#2 : NOTES FROM DALHOUSIE
A clear day is all I wait for after rains. And a few rays of the sun at such a time at Dalhousie would pull you out of your coop. Once they arrive, the monsoons! Misty evenings, white sky, new insects arrive by default. And no wonder why we find all the nearby Punjabis travelling to here during scorching summers. Its a cold charm.
"The Pouring Sun...Blazing Summers...All Despite...Dalhousie is respite!"
A shower in the early morning with sun peeping by the noon, a white sky follows in the evening for a pleasant walk into the misty road where everything wet succumbs to the dark silent night as if no sign of life till the death of the moon.

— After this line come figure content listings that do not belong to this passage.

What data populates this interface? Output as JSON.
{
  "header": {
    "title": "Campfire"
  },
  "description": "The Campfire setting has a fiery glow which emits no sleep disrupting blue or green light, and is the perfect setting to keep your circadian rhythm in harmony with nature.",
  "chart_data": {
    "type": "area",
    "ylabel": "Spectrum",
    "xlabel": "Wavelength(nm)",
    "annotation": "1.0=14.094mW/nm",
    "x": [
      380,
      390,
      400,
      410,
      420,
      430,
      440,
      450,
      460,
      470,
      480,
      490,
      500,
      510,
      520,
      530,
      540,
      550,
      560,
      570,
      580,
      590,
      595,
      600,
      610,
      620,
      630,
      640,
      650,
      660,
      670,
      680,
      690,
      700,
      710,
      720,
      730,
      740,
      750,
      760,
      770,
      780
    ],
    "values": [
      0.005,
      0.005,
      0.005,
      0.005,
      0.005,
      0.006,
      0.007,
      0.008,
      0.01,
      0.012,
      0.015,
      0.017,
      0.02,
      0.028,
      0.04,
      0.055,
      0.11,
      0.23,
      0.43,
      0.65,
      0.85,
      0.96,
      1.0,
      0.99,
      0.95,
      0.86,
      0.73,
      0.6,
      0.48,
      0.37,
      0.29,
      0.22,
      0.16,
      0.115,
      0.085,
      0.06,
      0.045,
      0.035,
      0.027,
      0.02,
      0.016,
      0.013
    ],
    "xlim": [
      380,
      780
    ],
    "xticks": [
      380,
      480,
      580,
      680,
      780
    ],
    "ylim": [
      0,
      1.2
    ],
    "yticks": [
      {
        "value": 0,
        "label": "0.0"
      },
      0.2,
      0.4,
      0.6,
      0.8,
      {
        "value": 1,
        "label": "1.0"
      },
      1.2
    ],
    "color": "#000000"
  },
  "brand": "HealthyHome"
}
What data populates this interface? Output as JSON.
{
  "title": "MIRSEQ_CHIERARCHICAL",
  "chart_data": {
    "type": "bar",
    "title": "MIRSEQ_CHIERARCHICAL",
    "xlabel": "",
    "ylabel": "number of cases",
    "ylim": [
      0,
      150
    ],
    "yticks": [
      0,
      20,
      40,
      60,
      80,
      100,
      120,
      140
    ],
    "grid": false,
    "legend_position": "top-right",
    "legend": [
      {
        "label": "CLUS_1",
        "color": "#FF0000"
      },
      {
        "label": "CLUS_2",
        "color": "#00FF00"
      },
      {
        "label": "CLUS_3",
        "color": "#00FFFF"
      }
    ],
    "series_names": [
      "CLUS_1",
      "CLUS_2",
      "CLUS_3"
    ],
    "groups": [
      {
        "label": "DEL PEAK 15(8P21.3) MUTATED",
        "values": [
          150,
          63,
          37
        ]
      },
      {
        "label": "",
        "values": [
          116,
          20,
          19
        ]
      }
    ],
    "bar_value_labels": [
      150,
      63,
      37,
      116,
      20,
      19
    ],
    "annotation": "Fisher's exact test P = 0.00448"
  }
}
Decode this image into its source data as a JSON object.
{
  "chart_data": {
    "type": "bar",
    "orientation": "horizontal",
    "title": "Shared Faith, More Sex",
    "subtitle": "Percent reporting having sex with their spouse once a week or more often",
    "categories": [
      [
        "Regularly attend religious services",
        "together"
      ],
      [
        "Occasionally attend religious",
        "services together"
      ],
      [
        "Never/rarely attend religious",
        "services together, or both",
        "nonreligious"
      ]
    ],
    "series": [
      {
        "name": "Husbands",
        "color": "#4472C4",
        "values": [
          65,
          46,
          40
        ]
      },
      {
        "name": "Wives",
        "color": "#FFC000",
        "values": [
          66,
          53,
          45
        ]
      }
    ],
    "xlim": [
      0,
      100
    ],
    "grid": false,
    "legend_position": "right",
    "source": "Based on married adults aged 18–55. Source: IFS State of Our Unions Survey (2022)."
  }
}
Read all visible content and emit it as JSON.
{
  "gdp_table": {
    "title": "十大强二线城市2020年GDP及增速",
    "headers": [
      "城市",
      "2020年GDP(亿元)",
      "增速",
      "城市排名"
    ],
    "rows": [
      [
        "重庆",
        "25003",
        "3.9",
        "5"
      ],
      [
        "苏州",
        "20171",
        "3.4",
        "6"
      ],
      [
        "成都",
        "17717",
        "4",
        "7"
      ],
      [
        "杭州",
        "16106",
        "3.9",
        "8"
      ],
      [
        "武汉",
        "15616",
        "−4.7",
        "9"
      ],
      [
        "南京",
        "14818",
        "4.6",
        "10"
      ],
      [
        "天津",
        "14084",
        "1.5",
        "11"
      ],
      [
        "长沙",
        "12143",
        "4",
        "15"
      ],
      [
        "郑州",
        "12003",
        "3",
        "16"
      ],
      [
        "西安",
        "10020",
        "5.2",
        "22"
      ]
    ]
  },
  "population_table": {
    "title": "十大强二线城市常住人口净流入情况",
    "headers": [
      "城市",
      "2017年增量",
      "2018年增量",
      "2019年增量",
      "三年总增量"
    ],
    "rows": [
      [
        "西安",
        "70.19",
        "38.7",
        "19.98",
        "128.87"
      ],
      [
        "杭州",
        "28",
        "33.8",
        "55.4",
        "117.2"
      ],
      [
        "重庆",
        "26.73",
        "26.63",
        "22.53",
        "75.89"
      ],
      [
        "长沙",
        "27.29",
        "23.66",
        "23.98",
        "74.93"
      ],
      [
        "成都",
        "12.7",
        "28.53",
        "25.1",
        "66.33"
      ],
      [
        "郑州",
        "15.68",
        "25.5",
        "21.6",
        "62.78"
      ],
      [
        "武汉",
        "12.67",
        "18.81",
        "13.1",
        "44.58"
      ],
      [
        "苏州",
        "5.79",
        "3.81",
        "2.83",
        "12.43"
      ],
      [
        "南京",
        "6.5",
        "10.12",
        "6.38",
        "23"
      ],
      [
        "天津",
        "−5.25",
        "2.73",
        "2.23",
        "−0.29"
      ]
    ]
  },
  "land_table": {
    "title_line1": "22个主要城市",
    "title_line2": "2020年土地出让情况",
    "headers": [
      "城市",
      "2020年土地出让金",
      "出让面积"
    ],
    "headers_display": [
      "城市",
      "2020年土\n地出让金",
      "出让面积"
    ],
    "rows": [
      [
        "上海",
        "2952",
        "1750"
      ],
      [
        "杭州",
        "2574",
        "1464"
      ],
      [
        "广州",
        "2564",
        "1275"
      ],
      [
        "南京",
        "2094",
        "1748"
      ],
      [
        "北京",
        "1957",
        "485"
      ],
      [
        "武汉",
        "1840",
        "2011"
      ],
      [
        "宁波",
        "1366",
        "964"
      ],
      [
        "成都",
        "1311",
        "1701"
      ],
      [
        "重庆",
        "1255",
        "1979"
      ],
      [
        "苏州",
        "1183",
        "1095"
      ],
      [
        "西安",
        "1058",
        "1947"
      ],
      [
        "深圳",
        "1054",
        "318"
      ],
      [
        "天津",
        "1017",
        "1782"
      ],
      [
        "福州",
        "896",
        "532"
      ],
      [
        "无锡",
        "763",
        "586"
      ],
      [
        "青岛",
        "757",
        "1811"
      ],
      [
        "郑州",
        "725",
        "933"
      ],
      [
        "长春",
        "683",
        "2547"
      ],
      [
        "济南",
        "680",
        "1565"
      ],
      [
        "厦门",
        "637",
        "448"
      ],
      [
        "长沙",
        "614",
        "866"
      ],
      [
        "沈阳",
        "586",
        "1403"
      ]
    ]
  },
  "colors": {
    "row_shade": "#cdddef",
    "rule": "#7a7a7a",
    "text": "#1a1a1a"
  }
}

I walk. Out at 6:45 evening. Or perhaps 7. Its the time of the day I wait for and pray it doesn't rain. Mostly it rains near and about the time if it does so I am almost saved. Call it a near miss, my evening walk and the unpredictable rains. Its the gush of people at the Subhash Chowk on the way. That fellow roasting corns on coals must have a good earning everyday to suffice for the bread for his family and him. His wife does it along. I look straight though as I walk. But some things just fall into your way. I remain alert and keep on moving my eyes right and left, catching tales as I move. It was wholly a matter of surprise for this tourist family walking ahead when one of the ladies offered a piece of bread to that little monkey and within seconds the monkey mania showed up. It was obvious and certain. But not for the lady who kept wondering where do they came from all of a sudden in this jungle. Couples! Old and young. Strolling by. Hand in hand. New families with little kids running wild on the broken roads where to one side rises the hill plus hotels and to the other, a green gorge with garbage. Because every good has its bad side.
There are a few elder people who daily cross my way. Aspirants of walking over evenings. A walk from Subhash Chowk to Gandhi Chowk (or General Post Office to be more precise) is all which Dalhousie gets wrapped up in. Some Himachali who is a shareholder of greenary by birth might simply say there is nothing much in here. But I say there is myst and charm still so intact in this part of the state. Nights here can only be disturbed by a real downpour against this wooden trussed roof just as now.
A night shower! Well! Lemme predict. Enough of cryings till the afternoon. But as the evening would proceed, I would be out. Would I?